PowerShell: Backing up a FortiGate via its API in PowerShell.
Before you continue please consider clicking on one of the horrible ads. I know they are a pain but they help me pay for the hosting of this site. It owes me a lot of money. Sob story over.
I took this on expecting it to be pretty horrible but in the end it turn out to be surprisingly easy to do.
The first thing you need to do is create a API user and for backups it will need some write permissions. I don't know which specific permission it needs to I just gave it all of them. You probably shouldn't do this.
The first thing we will do is create an new admin profile specifically for this new API users.
Log in as an admin and Under "System->Admin profiles:"
Create a new profile with read/write permissions to everything. You could just create the API user as a "SuperAdmin" at some point I plan to work out the exact permissions I need to make this work and change this group. Having it in its own group at this point will make that easier.

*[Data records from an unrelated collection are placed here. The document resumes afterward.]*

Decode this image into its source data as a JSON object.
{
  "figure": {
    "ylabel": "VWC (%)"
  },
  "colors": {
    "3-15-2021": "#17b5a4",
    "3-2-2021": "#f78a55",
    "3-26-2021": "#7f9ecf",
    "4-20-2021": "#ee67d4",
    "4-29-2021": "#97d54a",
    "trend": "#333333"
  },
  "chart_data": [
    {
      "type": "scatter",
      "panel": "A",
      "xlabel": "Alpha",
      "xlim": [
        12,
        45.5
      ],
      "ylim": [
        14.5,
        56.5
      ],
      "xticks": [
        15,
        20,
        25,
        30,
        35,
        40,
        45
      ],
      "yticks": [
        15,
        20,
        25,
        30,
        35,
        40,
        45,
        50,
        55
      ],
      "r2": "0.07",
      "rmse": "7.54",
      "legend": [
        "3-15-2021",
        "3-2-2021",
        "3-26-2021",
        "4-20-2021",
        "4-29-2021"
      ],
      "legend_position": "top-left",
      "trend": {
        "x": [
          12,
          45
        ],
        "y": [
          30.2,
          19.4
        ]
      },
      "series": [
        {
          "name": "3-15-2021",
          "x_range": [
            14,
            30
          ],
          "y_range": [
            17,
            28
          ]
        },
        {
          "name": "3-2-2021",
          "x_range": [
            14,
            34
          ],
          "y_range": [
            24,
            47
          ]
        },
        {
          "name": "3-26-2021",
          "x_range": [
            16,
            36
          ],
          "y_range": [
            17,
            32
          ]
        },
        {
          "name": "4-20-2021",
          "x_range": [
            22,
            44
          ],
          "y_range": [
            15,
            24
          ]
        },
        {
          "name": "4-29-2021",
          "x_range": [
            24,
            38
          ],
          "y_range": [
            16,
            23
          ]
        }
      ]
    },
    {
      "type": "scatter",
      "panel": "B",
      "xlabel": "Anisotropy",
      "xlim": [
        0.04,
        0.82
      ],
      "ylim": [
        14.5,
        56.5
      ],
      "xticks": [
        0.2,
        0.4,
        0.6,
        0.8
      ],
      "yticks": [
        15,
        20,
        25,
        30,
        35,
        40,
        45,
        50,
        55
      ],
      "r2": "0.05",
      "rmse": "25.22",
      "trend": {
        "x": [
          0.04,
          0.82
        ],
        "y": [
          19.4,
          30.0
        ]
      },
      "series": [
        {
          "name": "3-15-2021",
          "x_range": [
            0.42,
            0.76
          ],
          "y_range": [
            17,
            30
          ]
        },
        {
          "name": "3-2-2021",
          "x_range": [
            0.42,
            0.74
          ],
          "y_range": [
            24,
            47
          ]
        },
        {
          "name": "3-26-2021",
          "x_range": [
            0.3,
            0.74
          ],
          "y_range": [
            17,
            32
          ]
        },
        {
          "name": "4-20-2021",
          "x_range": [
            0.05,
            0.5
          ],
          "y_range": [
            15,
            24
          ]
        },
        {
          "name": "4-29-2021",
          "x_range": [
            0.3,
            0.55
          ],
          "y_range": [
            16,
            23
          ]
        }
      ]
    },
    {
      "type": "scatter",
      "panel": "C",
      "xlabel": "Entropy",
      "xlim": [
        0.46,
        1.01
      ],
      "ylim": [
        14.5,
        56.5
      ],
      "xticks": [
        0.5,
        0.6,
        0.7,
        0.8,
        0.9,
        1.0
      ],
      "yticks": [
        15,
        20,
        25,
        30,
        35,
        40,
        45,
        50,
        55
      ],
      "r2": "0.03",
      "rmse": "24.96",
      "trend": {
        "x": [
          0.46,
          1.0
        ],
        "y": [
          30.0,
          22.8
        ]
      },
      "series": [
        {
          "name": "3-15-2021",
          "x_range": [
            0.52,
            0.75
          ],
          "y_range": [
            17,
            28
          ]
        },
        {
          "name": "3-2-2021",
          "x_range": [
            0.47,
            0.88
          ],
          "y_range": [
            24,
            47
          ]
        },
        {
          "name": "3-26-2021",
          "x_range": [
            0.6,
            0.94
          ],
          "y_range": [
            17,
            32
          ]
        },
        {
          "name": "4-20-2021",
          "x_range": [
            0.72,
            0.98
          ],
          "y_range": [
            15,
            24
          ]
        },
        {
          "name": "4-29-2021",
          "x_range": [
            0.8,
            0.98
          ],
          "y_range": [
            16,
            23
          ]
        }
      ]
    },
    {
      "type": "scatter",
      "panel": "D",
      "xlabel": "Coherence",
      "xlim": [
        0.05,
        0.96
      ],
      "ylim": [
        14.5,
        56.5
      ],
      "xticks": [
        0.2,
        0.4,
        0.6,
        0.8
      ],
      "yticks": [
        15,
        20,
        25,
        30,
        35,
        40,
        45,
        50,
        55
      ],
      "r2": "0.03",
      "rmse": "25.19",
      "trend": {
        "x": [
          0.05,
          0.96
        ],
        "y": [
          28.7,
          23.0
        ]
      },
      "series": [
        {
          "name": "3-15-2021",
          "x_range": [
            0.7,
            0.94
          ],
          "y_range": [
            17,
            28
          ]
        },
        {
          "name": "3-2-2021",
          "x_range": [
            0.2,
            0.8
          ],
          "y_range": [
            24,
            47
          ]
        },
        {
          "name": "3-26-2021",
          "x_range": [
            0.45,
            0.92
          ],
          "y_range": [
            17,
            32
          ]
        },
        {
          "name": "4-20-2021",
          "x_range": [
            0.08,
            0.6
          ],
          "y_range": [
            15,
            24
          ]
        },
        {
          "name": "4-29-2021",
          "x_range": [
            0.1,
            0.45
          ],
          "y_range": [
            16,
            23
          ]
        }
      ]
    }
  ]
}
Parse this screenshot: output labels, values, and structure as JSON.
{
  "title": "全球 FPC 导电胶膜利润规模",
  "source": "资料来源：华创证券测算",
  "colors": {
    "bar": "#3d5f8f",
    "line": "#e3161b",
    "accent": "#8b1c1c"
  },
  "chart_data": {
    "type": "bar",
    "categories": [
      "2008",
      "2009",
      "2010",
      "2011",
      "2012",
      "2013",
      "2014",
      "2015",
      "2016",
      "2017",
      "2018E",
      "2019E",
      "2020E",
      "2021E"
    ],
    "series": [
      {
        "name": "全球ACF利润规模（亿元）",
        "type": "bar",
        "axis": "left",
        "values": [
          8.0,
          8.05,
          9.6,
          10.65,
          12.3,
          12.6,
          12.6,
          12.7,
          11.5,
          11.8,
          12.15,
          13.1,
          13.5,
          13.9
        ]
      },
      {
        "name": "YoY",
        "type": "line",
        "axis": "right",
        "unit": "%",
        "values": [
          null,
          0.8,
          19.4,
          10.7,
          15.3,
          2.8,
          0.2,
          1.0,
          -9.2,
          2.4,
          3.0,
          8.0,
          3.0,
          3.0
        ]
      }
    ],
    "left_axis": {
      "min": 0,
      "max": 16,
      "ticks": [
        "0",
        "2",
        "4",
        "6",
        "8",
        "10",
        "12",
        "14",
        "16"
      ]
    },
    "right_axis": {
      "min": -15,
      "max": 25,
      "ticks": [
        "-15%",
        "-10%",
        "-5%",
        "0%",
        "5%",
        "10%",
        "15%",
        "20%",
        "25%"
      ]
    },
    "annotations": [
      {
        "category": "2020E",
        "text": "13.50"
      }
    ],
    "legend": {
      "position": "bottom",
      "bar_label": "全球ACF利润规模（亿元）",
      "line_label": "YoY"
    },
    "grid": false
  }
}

Now we need to make the API user. Under System->Administrators:
and create an API user and assign it to the profile we just created:
When we click OK you will be given the users API Token
Make a note of this, you will need it for the script.
Now that's all sorted we can get onto the PowerShell:
$ApiToken = "APITokenHere"
$BackupPath = "PathHere"
$EndPoint = "https://[fortigateIP]/api/v2/monitor/system/config/backup/?scope=global&access_token=$ApiTocken"
$header = @{ "Authorization" = "Bearer $ApiToken" }
$backup = Invoke-RestMethod -Method GET -Uri $EndPoint -Headers $Header
New-Item $BackupPath
Set-Content $BackupPath $backup
And we are done. Easy.
In the research for this I found that some clever dick has actually written a whole PS module on managing fertigates which I decided was massive over kill for what I needed, however its fine work and worth sharing.